Обратно как на крыльях летели, и более-менее в безопасности Рух почувствовал себя, только оказавшись по ту сторону монастырской стены. Мужики-обозники и Лесная стража встретили возбужденным гомоном. Ситула с монашкой видно не было.

— Так, ребята, — перевел дух Безнос. — Дела у нас, как обычно, все хуже и хуже, упырь, расскажи.

— Нечего и рассказывать, — отмахнулся Рух. — Монастырь до отказа забит восставшими мертвяками, и не простыми, а теми, что на торошинском погосте давеча прятались. Сильными, злобными и опасными. Я таких первый раз вижу и, надеюсь, последний. Только вчера умерли, а сегодня уже поднялись и превращаются в какую-то невообразимую срань. Это попросту невозможно, если бы не видел своими глазами. Точно не скажу, но сотни полторы есть. А нас два десятка, не вытянем, как ни крутись. Скопом бы тварей сжечь, да монастырь каменный, сотник взорвать предложил, так пороху нет. Куда ни кинь, всюду клин. — Он покосился на жаркое полуденное солнце. — Последнюю голову на отсеченье даю, ночью мертвякам надоест в церкви скучать, и пойдут они окрестности обживать. Сколько тут деревень?

— Поблизости три, — испуганно откликнулся лохматый бородач. — Значит, наша Куребиха, полторы версты до нее, дальше Житинка и вон тама, за перелеском, Васильевка. — Он махнул в противоположную сторону.

— Тогда нехер тут сидеть, — распорядился Бучила. — Мухой домой, ворота закрыть, вооружиться до зубов, караулы выставить, всех соседей предупредить, костры жечь ночь напролет. Чтоб не погасли. Ясно?

— Ясно, милостивец, ясно. — У мужика задергался глаз, он повернулся и опрометью помчался к телегам. За ним остальные. Защелкали кнутами, заорали матерно, и телеги покатили под горку.

— Всех побьют, — едва мужики отдалились, сказал Захар.

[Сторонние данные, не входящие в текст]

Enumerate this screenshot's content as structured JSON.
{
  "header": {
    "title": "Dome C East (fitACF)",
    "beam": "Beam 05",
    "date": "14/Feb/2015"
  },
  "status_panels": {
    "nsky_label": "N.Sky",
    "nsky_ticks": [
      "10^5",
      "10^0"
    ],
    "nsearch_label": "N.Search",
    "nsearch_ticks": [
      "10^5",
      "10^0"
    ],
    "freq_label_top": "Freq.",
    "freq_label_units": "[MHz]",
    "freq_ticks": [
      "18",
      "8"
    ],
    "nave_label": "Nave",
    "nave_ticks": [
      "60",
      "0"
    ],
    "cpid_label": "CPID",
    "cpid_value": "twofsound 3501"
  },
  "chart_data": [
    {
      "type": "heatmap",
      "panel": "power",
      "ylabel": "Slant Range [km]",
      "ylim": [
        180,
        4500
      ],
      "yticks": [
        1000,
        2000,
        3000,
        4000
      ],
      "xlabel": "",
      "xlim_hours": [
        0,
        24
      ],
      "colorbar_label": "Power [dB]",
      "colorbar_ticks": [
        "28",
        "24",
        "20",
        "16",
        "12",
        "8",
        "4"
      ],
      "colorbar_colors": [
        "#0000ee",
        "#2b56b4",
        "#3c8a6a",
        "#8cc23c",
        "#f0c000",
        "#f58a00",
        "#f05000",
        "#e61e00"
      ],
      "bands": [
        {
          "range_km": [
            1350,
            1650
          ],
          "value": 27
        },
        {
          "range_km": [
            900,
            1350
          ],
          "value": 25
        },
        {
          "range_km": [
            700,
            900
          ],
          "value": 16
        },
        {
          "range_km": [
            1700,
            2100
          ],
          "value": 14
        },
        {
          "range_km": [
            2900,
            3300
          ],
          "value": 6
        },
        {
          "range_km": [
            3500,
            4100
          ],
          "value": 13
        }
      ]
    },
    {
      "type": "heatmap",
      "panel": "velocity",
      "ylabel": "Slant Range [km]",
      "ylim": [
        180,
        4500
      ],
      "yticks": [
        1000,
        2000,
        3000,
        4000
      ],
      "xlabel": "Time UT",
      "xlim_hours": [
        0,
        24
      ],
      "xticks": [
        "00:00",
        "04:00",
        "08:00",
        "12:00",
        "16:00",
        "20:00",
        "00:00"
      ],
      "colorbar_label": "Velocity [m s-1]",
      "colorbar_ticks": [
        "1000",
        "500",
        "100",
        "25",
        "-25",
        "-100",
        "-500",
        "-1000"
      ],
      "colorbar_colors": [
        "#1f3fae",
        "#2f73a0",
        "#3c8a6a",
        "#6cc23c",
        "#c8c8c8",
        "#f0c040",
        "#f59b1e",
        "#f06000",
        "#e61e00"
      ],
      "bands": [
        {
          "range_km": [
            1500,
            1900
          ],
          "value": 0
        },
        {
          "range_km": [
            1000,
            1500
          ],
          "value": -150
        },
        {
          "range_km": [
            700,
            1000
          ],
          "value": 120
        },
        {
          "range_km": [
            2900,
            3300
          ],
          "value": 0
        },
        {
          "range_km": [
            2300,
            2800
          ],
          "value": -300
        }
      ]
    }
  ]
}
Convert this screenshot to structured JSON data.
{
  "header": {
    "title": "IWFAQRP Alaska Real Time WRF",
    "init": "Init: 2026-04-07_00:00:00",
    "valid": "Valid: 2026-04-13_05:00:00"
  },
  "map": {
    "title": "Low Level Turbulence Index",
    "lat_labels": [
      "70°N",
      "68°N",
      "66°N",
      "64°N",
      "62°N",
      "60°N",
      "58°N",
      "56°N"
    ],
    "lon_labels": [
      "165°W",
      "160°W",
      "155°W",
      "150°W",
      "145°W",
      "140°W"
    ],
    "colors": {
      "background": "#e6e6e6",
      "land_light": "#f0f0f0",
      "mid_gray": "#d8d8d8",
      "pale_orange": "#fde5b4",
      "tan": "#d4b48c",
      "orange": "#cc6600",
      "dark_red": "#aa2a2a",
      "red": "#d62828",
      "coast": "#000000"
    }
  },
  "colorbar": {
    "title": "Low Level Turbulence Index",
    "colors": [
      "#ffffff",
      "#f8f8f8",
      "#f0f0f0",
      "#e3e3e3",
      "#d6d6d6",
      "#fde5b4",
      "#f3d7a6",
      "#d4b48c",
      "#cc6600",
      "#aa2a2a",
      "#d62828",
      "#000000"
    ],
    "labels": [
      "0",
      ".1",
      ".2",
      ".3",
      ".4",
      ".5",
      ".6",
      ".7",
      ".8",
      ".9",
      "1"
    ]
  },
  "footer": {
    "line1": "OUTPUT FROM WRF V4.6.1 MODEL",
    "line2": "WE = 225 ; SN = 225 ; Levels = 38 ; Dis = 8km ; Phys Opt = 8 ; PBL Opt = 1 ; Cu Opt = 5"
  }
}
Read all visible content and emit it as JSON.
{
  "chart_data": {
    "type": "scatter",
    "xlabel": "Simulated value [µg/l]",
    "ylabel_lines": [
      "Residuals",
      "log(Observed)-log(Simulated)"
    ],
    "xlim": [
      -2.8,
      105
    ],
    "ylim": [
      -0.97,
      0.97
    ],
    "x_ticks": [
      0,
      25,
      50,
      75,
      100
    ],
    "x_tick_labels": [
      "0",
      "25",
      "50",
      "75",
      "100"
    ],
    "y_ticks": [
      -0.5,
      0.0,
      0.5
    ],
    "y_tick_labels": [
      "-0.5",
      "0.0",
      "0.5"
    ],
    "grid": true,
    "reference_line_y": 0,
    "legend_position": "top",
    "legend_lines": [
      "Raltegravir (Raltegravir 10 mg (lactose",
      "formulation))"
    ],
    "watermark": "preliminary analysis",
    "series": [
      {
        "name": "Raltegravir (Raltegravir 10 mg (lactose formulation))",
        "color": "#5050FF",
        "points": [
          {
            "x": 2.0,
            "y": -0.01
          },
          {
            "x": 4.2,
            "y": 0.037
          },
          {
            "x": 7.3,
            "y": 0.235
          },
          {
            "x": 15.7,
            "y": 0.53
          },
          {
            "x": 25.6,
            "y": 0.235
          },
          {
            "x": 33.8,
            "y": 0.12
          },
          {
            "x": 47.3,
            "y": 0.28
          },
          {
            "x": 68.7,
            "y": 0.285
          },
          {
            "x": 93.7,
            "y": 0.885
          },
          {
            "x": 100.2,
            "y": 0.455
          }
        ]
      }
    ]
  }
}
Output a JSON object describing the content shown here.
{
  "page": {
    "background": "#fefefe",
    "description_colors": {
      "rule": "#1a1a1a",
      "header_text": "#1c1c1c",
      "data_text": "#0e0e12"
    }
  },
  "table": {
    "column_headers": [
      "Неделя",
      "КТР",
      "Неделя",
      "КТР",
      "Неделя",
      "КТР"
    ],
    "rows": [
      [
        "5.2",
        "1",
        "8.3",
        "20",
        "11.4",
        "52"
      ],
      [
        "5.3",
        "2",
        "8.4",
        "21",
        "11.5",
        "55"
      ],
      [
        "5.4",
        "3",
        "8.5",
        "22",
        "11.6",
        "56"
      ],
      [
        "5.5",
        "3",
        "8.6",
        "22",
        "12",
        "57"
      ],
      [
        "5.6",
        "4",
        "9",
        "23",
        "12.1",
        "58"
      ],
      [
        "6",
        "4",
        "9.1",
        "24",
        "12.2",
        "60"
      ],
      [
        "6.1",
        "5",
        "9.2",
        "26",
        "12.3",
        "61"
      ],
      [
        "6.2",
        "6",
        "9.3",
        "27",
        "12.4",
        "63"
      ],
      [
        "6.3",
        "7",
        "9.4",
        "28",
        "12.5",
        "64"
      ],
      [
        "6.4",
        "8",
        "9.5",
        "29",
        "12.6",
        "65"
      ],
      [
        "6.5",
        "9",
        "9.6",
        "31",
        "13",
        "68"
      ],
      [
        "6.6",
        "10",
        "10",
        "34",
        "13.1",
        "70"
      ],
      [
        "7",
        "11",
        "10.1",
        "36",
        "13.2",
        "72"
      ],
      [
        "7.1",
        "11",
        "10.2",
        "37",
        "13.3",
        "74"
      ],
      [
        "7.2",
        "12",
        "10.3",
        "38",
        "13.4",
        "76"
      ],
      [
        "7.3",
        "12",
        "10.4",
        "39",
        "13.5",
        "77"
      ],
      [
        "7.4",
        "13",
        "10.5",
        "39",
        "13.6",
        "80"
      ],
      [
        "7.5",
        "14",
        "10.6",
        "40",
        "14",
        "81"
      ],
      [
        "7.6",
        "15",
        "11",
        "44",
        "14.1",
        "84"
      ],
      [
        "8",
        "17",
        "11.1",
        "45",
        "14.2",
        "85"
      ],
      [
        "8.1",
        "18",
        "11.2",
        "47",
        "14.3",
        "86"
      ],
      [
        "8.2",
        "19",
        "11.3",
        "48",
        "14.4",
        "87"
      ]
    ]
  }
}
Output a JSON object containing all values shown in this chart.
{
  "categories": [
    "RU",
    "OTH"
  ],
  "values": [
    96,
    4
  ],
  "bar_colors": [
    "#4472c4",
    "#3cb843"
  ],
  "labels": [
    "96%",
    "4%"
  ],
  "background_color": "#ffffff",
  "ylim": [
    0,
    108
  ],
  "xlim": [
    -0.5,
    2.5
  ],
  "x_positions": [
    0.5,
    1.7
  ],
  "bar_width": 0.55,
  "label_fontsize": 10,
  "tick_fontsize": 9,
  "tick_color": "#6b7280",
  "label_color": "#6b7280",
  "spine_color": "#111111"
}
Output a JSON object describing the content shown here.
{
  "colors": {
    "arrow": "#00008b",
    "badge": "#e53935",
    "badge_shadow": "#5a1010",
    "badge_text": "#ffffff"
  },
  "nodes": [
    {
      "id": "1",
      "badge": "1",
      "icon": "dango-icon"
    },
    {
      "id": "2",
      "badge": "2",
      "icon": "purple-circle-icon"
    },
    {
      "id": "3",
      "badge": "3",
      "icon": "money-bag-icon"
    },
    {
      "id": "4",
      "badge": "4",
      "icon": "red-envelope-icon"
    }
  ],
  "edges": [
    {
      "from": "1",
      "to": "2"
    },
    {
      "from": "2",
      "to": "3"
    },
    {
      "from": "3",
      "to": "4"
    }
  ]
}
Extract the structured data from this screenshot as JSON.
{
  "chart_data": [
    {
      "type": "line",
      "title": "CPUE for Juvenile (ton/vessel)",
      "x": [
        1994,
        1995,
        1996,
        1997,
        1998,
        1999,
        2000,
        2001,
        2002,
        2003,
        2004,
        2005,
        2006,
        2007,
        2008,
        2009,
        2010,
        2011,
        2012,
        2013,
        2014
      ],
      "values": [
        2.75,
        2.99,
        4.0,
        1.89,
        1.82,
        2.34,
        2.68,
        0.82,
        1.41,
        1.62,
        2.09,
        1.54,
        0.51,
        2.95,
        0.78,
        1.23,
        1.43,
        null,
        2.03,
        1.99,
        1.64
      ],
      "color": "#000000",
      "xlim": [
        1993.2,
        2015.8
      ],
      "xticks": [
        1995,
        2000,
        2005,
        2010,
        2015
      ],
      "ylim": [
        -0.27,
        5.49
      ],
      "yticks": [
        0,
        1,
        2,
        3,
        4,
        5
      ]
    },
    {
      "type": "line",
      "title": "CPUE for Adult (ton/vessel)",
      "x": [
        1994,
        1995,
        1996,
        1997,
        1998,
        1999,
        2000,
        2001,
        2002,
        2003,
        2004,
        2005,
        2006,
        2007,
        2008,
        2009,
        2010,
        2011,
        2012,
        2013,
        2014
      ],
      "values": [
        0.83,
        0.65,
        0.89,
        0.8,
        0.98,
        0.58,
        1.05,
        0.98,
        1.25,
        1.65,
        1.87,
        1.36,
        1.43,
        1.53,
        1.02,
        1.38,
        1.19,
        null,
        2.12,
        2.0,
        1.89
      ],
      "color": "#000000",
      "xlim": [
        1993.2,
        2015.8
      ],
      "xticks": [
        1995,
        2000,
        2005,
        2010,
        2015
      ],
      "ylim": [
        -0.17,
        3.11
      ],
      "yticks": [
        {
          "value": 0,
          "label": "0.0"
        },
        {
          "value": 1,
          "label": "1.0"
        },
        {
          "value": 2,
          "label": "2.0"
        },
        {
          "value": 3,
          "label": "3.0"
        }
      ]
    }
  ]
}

— И сомневаться нечего, — сплюнул в траву Рух. — От обычных заложных отбились бы без труда, а тут дело гиблое, против этих тварей с самострелом и рогатиной много не навоюешь.

— Надо было приказать им все бросить и уходить налегке, — хмуро сообщил Грач.

— Надо было, — согласился Захар. — Да вот упырь иначе решил, а я перечить не стал. Потому как виднее ему. Давай, упырь, объясняй, пошто людишек обрек?

— Вынужденная необходимость, — оскалился Рух. — Деревни погибнут, но, бог даст, мертвяков задержат, может, на ночь, а может, на две, тут уж как повезет. А мы за это время помощь должны привести. И молиться, чтобы мертвяки не расползлись по окрестным лесам. На месте уничтоженных деревень я потом лично поставлю кресты.

— И я тебе помогу, — кивнул Захар. — Стало быть, срываемся за подмогой?

— Ага, во все лопатки, — подтвердил Рух. — Какой у нас тут ближайший городишко с гарнизоном и властью, Волочек?

— Он самый. Там крепость, два драгунских полка и пятый пехотный при артиллерии. Боевого припасу хоть задницей ешь, в случае чего должны продержаться по плану пять полных дней до подхода основных сил.

— Три полка серьезная сила. — У Бучилы чуть отлегло от души. — Если поторопимся, к вечеру будем в Волочке, пока туда-сюда, утром вернемся.